Quando Cristo passa a falar

O terceiro livro é o coração da obra e a razão de tantos leitores a amarem. Aqui a forma muda: deixa de ser conselho de um monge e vira um diálogo. Cristo fala, e a alma responde; a alma pergunta, e Cristo consola. Quem lê deixa de ser plateia e passa a ser personagem. É a parte mais longa e a mais terna do livro.

O tom é dado logo no começo desse diálogo, com uma frase que inverte a oração de Samuel no Antigo Testamento. Em vez de Deus chamar e o homem ouvir distraído, é a alma que se cala para escutar: falai, Senhor, porque o vosso servo escuta. A alma não quer falar mais, quer ouvir. Não pede a Deus que escute as suas razões, pede para ser ela a aprender em silêncio.

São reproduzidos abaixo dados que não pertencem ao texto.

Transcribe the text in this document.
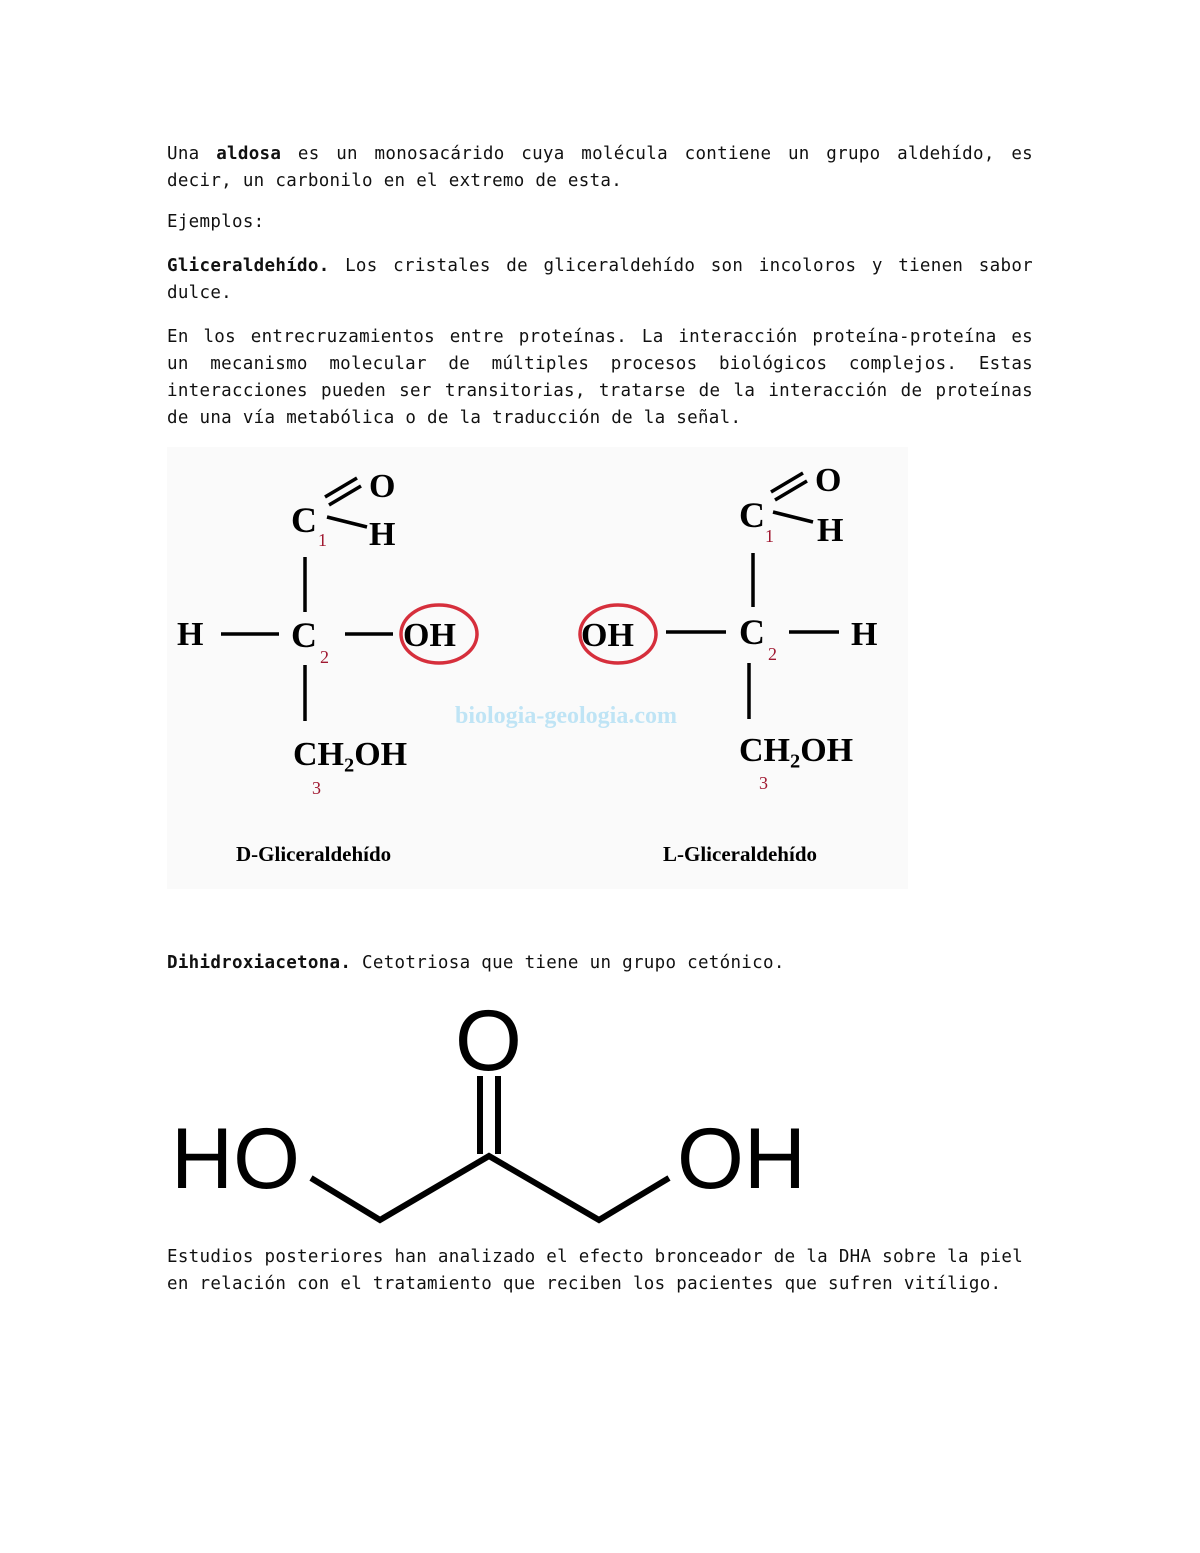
Una aldosa es un monosacárido cuya molécula contiene un grupo aldehído, es decir, un carbonilo en el extremo de esta.

Ejemplos:

Gliceraldehído. Los cristales de gliceraldehído son incoloros y tienen sabor dulce.

En los entrecruzamientos entre proteínas. La interacción proteína-proteína es un mecanismo molecular de múltiples procesos biológicos complejos. Estas interacciones pueden ser transitorias, tratarse de la interacción de proteínas de una vía metabólica o de la traducción de la señal.

biologia-geologia.com
O
H
C 1
H C
2
OH
CH₂OH
3
D-Gliceraldehído
O
H
C
1
OH	C
2
H
CH₂OH
3
L-Gliceraldehído

Dihidroxiacetona. Cetotriosa que tiene un grupo cetónico.

O
HO	OH

Estudios posteriores han analizado el efecto bronceador de la DHA sobre la piel en relación con el tratamiento que reciben los pacientes que sufren vitíligo.
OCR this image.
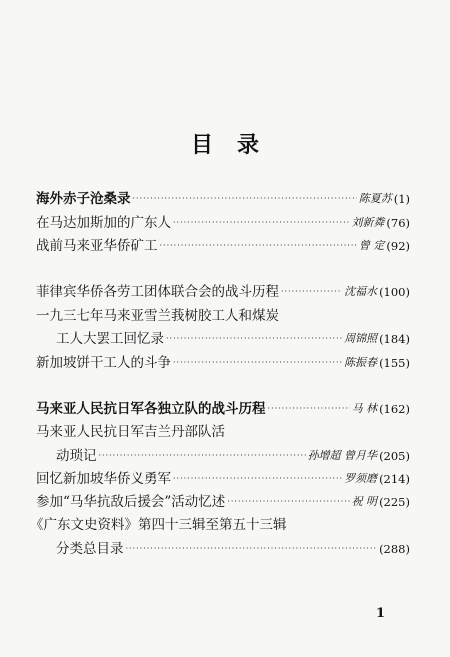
目 录
海外赤子沧桑录 ·····	陈夏苏 (1)
在马达加斯加的广东人 ·····	刘新粦 (76)
战前马来亚华侨矿工 ·····	曾 定 (92)
菲律宾华侨各劳工团体联合会的战斗历程 ·····	沈福水 (100)
一九三七年马来亚雪兰莪树胶工人和煤炭
工人大罢工回忆录 ·····	周锦照 (184)
新加坡饼干工人的斗争 ·····	陈振春 (155)
马来亚人民抗日军各独立队的战斗历程 ·····	马 林 (162)
马来亚人民抗日军吉兰丹部队活
动琐记 ·····	孙增超 曾月华 (205)
回忆新加坡华侨义勇军 ·····	罗须磨 (214)
参加“马华抗敌后援会”活动忆述 ·····	祝 明 (225)
《广东文史资料》第四十三辑至第五十三辑
分类总目录 ·····	(288)
1
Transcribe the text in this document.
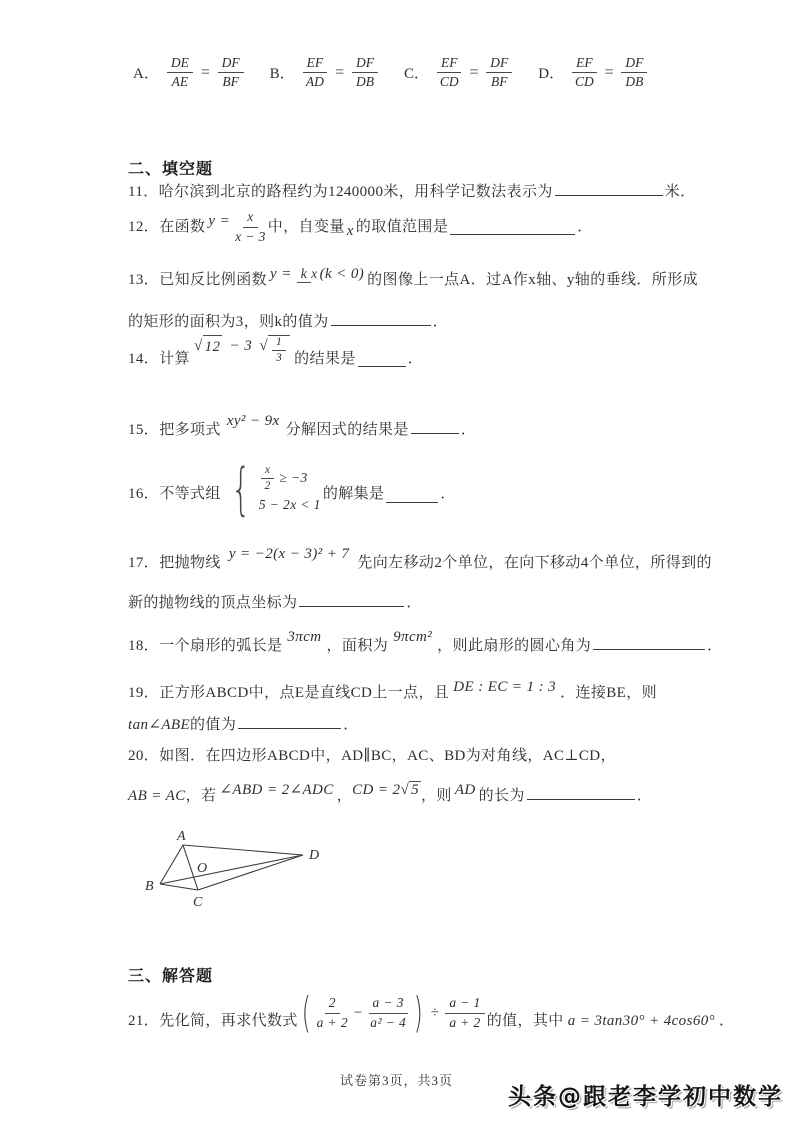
A． $\frac{DE}{AE} = \frac{DF}{BF}$ B． $\frac{EF}{AD} = \frac{DF}{DB}$ C． $\frac{EF}{CD} = \frac{DF}{BF}$ D． $\frac{EF}{CD} = \frac{DF}{DB}$
二、填空题
11．哈尔滨到北京的路程约为1240000米，用科学记数法表示为	米．
12．在函数 $y = \frac{x}{x - 3}$ 中，自变量 x 的取值范围是	．
13．已知反比例函数 y = k x (k < 0) 的图像上一点A．过A作x轴、y轴的垂线．所形成
的矩形的面积为3，则k的值为	．
14．计算
√ 12 − 3 √ $\frac{1}{3}$ 的结果是	．
15．把多项式
xy² − 9x
分解因式的结果是	．
16．不等式组 { $\frac{x}{2} \ge -3$
5 − 2x < 1
的解集是	．
17．把抛物线
y = −2(x − 3)² + 7
先向左移动2个单位，在向下移动4个单位，所得到的
新的抛物线的顶点坐标为	．
18．一个扇形的弧长是
3πcm
，面积为
9πcm²
，则此扇形的圆心角为	．
19．正方形ABCD中，点E是直线CD上一点，且 DE : EC = 1 : 3 ．连接BE，则
tan∠ABE 的值为	．
20．如图．在四边形ABCD中，AD∥BC，AC、BD为对角线，AC⊥CD，
AB = AC ，若 ∠ABD = 2∠ADC ， CD = 2 √ 5 ，则 AD 的长为	．
A
B
C
D
O
三、解答题
21．先化简，再求代数式 ( $\frac{2}{a + 2} - \frac{a - 3}{\text{a² − 4}}$ ) ÷ $\frac{a - 1}{a + 2}$ 的值，其中 a = 3tan30° + 4cos60° ．
试卷第3页，共3页
头条@跟老李学初中数学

1 Falai, Senhor, porque o vosso servo escuta. Eu sou vosso servo: dai-me entendimento, para que eu conheça os vossos testemunhos. Inclinai o meu coração para as palavras da vossa boca. Destile como o orvalho a vossa palavra. Diziam outrora os filhos de Israel a Moisés: Fala-nos tu, e ouviremos; não fale Deus conosco, para que não morramos. Não assim, Senhor, não assim peço, mas antes, com o profeta Samuel, humilde e ardentemente vos suplico: Falai, Senhor, porque o vosso servo escuta. Que não me fale Moisés, nem algum dos profetas, mas falai antes Vós, Senhor Deus, inspirador e iluminador de todos os profetas; porque Vós sozinho, sem eles, podeis instruir-me perfeitamente, ao passo que eles, sem Vós, de nada aproveitarão.

Descansar em Deus acima de tudo

O grande tema desse diálogo é o repouso. A obra ensina, capítulo após capítulo, que o coração humano só encontra descanso quando coloca Deus acima de todas as coisas: acima dos bens, das honras, dos talentos, dos amigos e até dos consolos espirituais. Tudo o que não é Deus, por melhor que seja, é pequeno demais para encher a alma.

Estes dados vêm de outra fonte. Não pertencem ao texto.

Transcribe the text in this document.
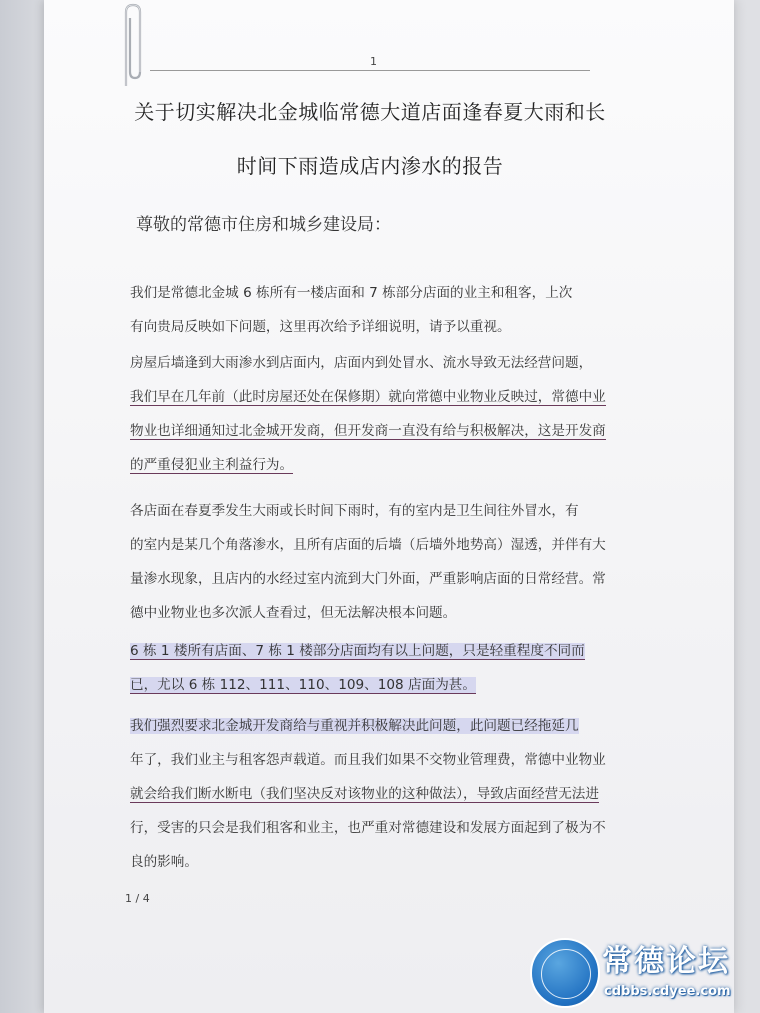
1
关于切实解决北金城临常德大道店面逢春夏大雨和长
时间下雨造成店内渗水的报告
尊敬的常德市住房和城乡建设局：
我们是常德北金城 6 栋所有一楼店面和 7 栋部分店面的业主和租客，上次
有向贵局反映如下问题，这里再次给予详细说明，请予以重视。
房屋后墙逢到大雨渗水到店面内，店面内到处冒水、流水导致无法经营问题，
我们早在几年前（此时房屋还处在保修期）就向常德中业物业反映过，常德中业
物业也详细通知过北金城开发商，但开发商一直没有给与积极解决，这是开发商
的严重侵犯业主利益行为。
各店面在春夏季发生大雨或长时间下雨时，有的室内是卫生间往外冒水，有
的室内是某几个角落渗水，且所有店面的后墙（后墙外地势高）湿透，并伴有大
量渗水现象，且店内的水经过室内流到大门外面，严重影响店面的日常经营。常
德中业物业也多次派人查看过，但无法解决根本问题。
6 栋 1 楼所有店面、7 栋 1 楼部分店面均有以上问题，只是轻重程度不同而
已，尤以 6 栋 112、111、110、109、108 店面为甚。
我们强烈要求北金城开发商给与重视并积极解决此问题，此问题已经拖延几
年了，我们业主与租客怨声载道。而且我们如果不交物业管理费，常德中业物业
就会给我们断水断电（我们坚决反对该物业的这种做法），导致店面经营无法进
行，受害的只会是我们租客和业主，也严重对常德建设和发展方面起到了极为不
良的影响。
1 / 4
常德论坛
cdbbs.cdyee.com
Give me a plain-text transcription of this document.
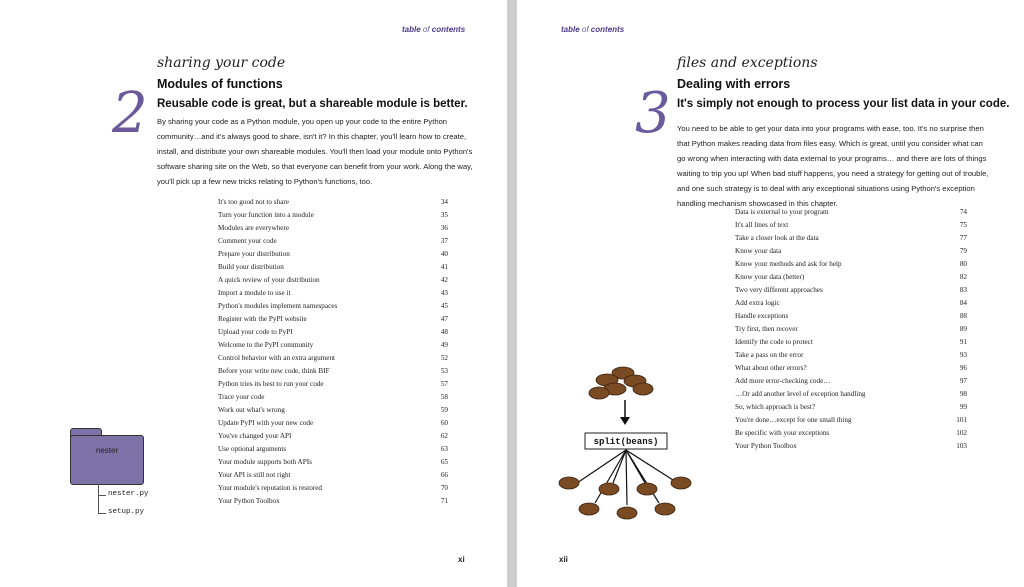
table of contents
sharing your code
Modules of functions
2 Reusable code is great, but a shareable module is better.
By sharing your code as a Python module, you open up your code to the entire Python community…and it's always good to share, isn't it? In this chapter, you'll learn how to create, install, and distribute your own shareable modules. You'll then load your module onto Python's software sharing site on the Web, so that everyone can benefit from your work. Along the way, you'll pick up a few new tricks relating to Python's functions, too.
It's too good not to share	34
Turn your function into a module	35
Modules are everywhere	36
Comment your code	37
Prepare your distribution	40
Build your distribution	41
A quick review of your distribution	42
Import a module to use it	43
Python's modules implement namespaces	45
Register with the PyPI website	47
Upload your code to PyPI	48
Welcome to the PyPI community	49
Control behavior with an extra argument	52
Before your write new code, think BIF	53
Python tries its best to run your code	57
Trace your code	58
Work out what's wrong	59
Update PyPI with your new code	60
You've changed your API	62
Use optional arguments	63
Your module supports both APIs	65
Your API is still not right	66
Your module's reputation is restored	70
Your Python Toolbox	71
nester
nester.py
setup.py
xi
table of contents
files and exceptions
Dealing with errors
3 It's simply not enough to process your list data in your code.
You need to be able to get your data into your programs with ease, too. It's no surprise then that Python makes reading data from files easy. Which is great, until you consider what can go wrong when interacting with data external to your programs… and there are lots of things waiting to trip you up! When bad stuff happens, you need a strategy for getting out of trouble, and one such strategy is to deal with any exceptional situations using Python's exception handling mechanism showcased in this chapter.
Data is external to your program	74
It's all lines of text	75
Take a closer look at the data	77
Know your data	79
Know your methods and ask for help	80
Know your data (better)	82
Two very different approaches	83
Add extra logic	84
Handle exceptions	88
Try first, then recover	89
Identify the code to protect	91
Take a pass on the error	93
What about other errors?	96
Add more error-checking code…	97
…Or add another level of exception handling	98
So, which approach is best?	99
You're done…except for one small thing	101
Be specific with your exceptions	102
Your Python Toolbox	103
split(beans)
xii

1 Acima de todas as coisas e em todas as coisas descansarás, ó minha alma, sempre no Senhor, porque ele é o eterno repouso dos santos. Concedei-me, dulcíssimo e amantíssimo Jesus, repousar em Vós acima de toda saúde e formosura, acima de toda glória e honra, acima de todo poder e dignidade, acima de toda ciência e sutileza, acima de todas as riquezas e artes, acima de toda alegria e exultação, acima de toda fama e louvor, acima de toda doçura e consolação, acima de toda esperança e promessa, acima de todo mérito e desejo, acima de todos os dons e presentes que podeis dar e infundir, acima de todo gozo e júbilo que a mente pode conceber e sentir. Enfim, acima de todos os Anjos e Arcanjos, e acima de todo o exército do céu, e acima de todas as coisas visíveis e invisíveis, e acima de tudo aquilo, ó meu Deus, que Vós não sois: porque Vós, meu Deus, sois o melhor acima de todas as coisas.

É a mesma intuição que abre as Confissões de Agostinho, mil anos antes: o coração fica inquieto até repousar em Deus. A Imitação de Cristo não inventa essa ideia, mas a transforma em escola diária, num passo a passo de como largar uma coisa de cada vez até que só Deus fique.